The Meaning of Joe Rogan

Early in his preelection talkathon on Joe Rogan’s podcast, Donald Trump blithely suggested that even he couldn’t pinpoint just why exactly he got so much publicity during his first campaign.

“I know why,” the podcast host quickly interjected. “It’s because you say a lot of wild shit. People were tired of the bullshit, preprepared politician lingo. . . . The beautiful thing about you is that you freeball — you’re just talking. It’s like stand-up.” There’s truth to that: Trump’s lack of professional polish and no-shits-given candor — or the appearance of such — surely helps explain the appeal of MAGA to many Americans tired of stiffs in suits. Yet, Rogan might as well have also been talking about himself.

The fifty-seven-year-old comedian-turned-podcaster is now arguably America’s most influential media figure. His YouTube channel has nineteen million subscribers, and The Joe Rogan Experience (JRE) has held the top spot on the Spotify charts for most of the past half-decade.
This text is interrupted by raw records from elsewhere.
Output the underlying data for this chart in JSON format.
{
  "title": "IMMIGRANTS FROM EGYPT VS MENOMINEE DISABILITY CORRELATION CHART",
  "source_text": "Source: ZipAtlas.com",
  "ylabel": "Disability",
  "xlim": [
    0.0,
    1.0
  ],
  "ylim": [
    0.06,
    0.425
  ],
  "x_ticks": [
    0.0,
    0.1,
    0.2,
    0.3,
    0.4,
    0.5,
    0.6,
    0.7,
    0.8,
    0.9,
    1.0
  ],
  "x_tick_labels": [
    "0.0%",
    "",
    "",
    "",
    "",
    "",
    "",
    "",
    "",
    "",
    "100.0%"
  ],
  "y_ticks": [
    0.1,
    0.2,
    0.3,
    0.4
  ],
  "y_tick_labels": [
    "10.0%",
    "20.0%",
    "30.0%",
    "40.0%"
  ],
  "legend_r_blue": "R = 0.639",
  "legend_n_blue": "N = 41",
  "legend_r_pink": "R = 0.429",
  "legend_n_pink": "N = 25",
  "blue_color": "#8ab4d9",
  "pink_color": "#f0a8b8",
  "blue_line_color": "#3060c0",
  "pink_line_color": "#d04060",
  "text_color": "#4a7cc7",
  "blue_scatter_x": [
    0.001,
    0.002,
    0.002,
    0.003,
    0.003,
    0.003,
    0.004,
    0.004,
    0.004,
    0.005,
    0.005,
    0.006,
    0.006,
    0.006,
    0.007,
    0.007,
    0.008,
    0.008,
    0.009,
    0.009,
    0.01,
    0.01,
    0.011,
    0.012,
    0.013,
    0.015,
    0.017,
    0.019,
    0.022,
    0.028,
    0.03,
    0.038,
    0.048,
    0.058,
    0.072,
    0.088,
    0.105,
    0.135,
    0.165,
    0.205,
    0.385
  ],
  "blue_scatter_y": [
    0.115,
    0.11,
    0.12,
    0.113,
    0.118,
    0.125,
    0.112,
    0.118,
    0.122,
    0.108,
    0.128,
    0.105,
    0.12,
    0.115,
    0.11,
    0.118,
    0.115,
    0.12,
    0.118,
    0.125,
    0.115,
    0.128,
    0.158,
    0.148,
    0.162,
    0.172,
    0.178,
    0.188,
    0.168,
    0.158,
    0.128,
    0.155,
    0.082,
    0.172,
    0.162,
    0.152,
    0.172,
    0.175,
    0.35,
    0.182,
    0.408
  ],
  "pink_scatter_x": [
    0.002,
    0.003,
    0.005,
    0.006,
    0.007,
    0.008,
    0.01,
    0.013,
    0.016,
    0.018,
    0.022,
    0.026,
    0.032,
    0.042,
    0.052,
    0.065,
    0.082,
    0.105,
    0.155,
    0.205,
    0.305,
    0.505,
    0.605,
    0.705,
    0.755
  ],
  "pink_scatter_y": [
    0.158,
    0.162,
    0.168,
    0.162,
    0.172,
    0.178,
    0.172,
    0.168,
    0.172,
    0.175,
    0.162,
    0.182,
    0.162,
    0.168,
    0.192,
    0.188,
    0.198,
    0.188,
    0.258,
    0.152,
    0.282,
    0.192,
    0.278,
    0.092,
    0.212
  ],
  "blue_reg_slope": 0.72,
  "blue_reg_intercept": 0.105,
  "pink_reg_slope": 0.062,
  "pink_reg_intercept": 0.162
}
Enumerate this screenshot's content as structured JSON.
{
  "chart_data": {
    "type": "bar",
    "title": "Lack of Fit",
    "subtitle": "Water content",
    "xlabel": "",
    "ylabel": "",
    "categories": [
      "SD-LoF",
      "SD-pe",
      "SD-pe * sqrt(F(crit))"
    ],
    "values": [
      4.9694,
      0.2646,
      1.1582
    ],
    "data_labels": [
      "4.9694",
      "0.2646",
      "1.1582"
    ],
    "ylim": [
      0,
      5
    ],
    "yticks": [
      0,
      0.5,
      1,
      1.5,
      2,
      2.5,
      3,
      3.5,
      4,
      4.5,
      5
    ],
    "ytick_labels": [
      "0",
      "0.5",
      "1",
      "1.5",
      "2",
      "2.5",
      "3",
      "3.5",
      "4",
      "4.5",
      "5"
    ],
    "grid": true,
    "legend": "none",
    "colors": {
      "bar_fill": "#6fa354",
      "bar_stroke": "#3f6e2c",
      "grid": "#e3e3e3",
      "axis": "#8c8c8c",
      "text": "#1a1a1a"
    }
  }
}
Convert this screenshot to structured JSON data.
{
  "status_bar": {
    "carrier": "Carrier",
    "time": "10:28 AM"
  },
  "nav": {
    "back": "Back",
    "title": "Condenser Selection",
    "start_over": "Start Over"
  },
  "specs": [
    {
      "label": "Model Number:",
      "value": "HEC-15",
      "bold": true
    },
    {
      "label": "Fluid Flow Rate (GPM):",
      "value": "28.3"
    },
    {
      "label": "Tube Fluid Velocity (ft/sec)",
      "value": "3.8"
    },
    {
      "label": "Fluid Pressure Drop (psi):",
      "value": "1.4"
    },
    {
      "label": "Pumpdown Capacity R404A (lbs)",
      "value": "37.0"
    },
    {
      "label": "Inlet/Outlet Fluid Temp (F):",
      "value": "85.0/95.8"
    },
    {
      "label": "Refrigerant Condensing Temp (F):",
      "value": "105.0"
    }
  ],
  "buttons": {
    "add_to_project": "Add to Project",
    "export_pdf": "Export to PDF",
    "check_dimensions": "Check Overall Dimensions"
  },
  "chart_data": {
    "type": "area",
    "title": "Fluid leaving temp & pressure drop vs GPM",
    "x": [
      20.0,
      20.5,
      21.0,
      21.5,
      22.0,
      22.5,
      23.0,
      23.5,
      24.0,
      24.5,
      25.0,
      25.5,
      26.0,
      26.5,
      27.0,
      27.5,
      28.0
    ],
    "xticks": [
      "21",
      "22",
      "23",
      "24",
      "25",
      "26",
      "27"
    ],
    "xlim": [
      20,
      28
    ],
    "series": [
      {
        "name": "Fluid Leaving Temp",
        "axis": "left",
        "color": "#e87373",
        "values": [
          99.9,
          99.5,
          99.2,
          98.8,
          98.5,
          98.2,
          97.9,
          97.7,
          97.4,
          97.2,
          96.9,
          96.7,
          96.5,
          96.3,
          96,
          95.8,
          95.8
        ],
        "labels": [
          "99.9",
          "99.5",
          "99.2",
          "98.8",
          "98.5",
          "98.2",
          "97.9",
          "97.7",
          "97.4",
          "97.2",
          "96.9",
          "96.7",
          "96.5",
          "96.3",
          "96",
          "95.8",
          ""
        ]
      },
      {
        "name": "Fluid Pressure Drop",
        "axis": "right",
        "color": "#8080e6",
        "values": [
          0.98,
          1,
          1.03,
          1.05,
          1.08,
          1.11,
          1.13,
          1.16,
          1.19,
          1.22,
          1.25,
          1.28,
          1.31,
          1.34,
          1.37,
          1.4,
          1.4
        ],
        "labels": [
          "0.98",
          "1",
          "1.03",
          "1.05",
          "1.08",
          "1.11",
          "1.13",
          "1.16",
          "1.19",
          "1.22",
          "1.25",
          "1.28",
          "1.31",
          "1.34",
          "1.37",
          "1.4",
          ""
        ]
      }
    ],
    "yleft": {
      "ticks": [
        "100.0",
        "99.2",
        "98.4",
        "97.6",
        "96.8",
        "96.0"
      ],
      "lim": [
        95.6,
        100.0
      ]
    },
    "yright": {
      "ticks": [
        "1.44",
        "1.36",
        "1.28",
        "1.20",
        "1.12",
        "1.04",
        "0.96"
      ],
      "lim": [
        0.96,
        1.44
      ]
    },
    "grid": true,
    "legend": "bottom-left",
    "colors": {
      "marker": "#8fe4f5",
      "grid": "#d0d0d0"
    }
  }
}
But he climbed up to that perch through the back door, as the anti-Pod Save America: the slick trio of Democratic insiders who parlayed their Washington connections in the Barack Obama White House to liberal podcasting fame.

Up until recently, Rogan was a political outsider, a former C-list celebrity who gradually gained millions of primarily male listeners over his show’s miraculous sixteen-year run. It’s a show where matters of the state once ranked lower than extraterrestrials, martial arts, and weed.

How he emerged this decade as the Bro King of Austin, Texas, MAGA’s top influencer, and, yes, a presidential kingmaker is — for better or worse — one of the defining stories of the decade.